Adjunct faculty at Temple University had something big to be thankful for this Thanksgiving. It wasn’t the 20-pound turkey, and Adele didn’t stop by Thanksgiving dinner to say “Hello.” "We are thankful for a union," wrote the members of the organizing committee at Temple University.
The news came on Nov. 25 that the adjuncts won their union and a big voice at the workplace—1,400 strong.
While universities justify the low wages because of their part-time status, Ryan Eckes, an adjunct faculty member at Temple University who teaches English and creative writing, shares the reality that most adjuncts are running between two and three different schools. As a Temple alum, Eckes has been on both sides of an equation that doesn’t add up: "The corporate model of education uses cheap labor to turn out a product while students incur huge debt. A career in higher education is not sustainable."
Set Fire to the Rain
Poverty wages. Lack of health care. Lack of job security.
These were the top issues raining down on Temple adjuncts. What got people really fired up? “Job security...not knowing if you will have work wears on people over time,” Eckes exclaimed. He shared how adjuncts would load up in the fall to cover canceled classes in the spring just to earn the full-time income needed to survive.

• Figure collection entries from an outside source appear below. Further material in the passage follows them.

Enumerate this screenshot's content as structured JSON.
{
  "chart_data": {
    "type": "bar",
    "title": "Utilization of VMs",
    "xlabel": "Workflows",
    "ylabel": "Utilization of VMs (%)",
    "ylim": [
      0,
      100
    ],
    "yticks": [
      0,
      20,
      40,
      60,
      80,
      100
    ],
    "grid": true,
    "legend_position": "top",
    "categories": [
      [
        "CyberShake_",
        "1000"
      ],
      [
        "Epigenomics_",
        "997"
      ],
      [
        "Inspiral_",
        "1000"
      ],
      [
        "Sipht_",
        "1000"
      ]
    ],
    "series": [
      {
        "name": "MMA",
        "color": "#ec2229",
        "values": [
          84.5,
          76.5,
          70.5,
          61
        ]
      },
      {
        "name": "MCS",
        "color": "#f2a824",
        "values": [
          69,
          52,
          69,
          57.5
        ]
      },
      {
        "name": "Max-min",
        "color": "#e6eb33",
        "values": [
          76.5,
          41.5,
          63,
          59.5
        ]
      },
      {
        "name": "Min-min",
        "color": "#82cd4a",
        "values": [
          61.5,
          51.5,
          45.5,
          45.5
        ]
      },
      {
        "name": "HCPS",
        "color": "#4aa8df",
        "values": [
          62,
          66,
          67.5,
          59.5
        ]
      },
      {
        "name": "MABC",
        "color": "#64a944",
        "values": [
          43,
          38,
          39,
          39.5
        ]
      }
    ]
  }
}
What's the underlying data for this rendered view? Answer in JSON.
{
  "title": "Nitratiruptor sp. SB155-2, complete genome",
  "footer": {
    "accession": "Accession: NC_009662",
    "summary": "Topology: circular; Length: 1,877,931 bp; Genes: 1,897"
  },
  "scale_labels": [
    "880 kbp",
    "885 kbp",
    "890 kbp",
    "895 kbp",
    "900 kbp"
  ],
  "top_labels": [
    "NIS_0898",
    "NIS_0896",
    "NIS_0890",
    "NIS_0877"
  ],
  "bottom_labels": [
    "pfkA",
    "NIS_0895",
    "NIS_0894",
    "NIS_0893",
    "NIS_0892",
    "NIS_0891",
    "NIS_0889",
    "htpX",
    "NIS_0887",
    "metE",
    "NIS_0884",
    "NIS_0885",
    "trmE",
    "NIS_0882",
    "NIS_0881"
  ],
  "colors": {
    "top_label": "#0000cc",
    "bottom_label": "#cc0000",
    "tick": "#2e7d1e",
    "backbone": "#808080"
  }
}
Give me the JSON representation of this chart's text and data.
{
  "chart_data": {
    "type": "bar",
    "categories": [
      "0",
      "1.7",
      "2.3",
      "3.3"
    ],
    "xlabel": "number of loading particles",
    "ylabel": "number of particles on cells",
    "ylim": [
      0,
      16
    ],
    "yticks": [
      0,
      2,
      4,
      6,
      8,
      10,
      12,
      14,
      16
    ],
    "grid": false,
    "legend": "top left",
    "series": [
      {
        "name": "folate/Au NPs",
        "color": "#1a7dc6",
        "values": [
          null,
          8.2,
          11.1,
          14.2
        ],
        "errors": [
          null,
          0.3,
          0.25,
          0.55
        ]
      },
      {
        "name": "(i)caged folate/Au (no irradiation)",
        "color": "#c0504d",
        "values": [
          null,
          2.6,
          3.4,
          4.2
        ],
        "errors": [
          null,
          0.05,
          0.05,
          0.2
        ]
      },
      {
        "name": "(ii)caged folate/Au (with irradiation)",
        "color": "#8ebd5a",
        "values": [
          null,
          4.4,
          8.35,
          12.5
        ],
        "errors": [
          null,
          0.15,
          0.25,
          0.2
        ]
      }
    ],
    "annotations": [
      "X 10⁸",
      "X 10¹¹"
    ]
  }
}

While the Temple terrain was rocky, for two years a committed group built support through one-on-one conversations, organizing meetings and media support. Finally, the adjunct faculty won their union! Philadelphia, in particular, has been a hotbed of activity with the AFT local United Academics of Philadelphia giving support to more than 15,000 adjuncts in the area. However, like fast-food workers in the Fight for 15, adjuncts at Temple University see themselves as part of a wider national movement.
Don’t You Remember...
...all the rights the labor movement fought for? In the temp economy, the social contract has been compromised, and it has affected a wide range of working people, from teachers to taxi drivers to autoworkers. Adjuncts, like Eckes, have taught for more than a decade but never saw a pathway to full-time employment and benefits. Until now.
Eckes will now have a powerful voice at the workplace, standing 2,800 strong with adjuncts and the full-timers in the same union. Congrats!